Discussing Religion on the Internet

Web comic xkcd. https://i0.wp.com/imgs.xkcd.com/comics/duty_calls.png?resize=240%2C264I was asked by my friend Dan Nosheny to write a guest post for his blog today. He gave me the topic: ““How to talk about religion in a way that is both non-obnoxious but also makes people listen.”

This sounded like something I could do. Challenge accepted! I’m including the first bit of my post here to whet your appetite, and then linking over to his blog for you to see the rest of it. Comments encouraged anywhere, though I think it’d be spiffy if they were at his site, not mine. (Sort of keeps with the “guest blog” thing.) I was fairly pleased with how it turned out. Now to see what his audience of blood thirsty atheists think about it. 🙂

THE WELL-TEMPERED EVANGELIST

Confession: this is the second version of this article that I’m writing. The first one was an immediate response I started as soon as I read Dan’s original piece. It was an article where I defended my beliefs and explained why I believe what I believe. I didn’t send that article to Dan. In fact, I didn’t even finish it–for a number of reasons, the main one being that I think it missed the point of Dan’s post.

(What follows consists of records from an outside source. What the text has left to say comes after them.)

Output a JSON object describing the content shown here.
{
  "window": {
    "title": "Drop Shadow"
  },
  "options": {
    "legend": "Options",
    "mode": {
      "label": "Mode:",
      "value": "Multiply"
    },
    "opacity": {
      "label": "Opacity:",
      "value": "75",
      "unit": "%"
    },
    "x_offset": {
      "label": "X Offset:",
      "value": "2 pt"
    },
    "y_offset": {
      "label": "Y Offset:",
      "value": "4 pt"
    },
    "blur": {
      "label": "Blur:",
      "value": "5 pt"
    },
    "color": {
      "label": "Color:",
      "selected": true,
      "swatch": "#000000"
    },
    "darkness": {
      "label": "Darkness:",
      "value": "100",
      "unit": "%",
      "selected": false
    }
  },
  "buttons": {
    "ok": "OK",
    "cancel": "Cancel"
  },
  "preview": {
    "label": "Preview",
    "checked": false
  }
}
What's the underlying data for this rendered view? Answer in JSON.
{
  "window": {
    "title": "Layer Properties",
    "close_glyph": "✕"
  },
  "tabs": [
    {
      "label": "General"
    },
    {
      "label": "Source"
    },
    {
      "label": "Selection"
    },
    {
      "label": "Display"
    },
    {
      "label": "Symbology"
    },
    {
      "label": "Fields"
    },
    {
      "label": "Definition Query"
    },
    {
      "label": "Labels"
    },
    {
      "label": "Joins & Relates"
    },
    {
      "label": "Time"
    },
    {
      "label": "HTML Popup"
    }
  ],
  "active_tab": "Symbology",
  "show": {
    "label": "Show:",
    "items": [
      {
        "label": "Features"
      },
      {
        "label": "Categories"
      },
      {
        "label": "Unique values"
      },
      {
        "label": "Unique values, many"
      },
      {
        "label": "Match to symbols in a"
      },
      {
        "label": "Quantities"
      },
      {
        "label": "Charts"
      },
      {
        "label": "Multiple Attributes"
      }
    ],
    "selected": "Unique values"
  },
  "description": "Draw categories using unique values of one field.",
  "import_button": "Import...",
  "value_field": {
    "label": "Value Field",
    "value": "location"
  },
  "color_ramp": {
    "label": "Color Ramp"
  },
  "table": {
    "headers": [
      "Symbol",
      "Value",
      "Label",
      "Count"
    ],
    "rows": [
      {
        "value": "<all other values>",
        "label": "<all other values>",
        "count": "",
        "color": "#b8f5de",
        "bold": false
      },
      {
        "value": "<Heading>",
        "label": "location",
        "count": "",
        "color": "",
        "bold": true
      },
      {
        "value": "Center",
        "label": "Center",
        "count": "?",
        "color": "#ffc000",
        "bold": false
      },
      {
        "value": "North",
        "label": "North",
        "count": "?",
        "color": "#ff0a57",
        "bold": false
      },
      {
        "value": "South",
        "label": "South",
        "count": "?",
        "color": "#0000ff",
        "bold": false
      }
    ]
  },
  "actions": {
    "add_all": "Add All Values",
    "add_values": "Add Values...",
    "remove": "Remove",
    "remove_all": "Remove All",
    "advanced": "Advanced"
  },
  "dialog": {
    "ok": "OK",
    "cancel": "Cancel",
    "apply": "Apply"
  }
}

He didn’t write it as an assault on religion, although his views definitely colored it. Rather, he wrote it to explain how he can believe one thing (firmly enough to participate in a rally about it) and yet at the same time be accepting of other people’s very contradicting ideas.

It also helped that I had the chance to talk about belief extensively in the Facebook comments section of his post. (Honestly–sometimes I wonder why we even have comments sections on blogs. Everyone wants to do the talking on Facebook.) By the end of that discussion, I felt like I’d come to a good place as far as my reaction to the piece went, and I could move on to the real question Dan had asked me:

After some discussion with Dan, we decided the exact topic was “How to talk about religion in a way that is both non-obnoxious but also makes people listen.”

More or less.

Reading over Dan’s remarks, I was surprised by how much Mormons and atheists have in common. Growing up in a very non-Mormon area, there were tons of times when my beliefs felt marginalized. For example, I remember the time in eighth grade social studies when my teacher (whose name has been lost to the sands of time) went on and on about how silly Mormons were. In the middle of class. I am not making this up. He ended his mini-tirade saying, “I hope I don’t have any Mormons in *this* class.”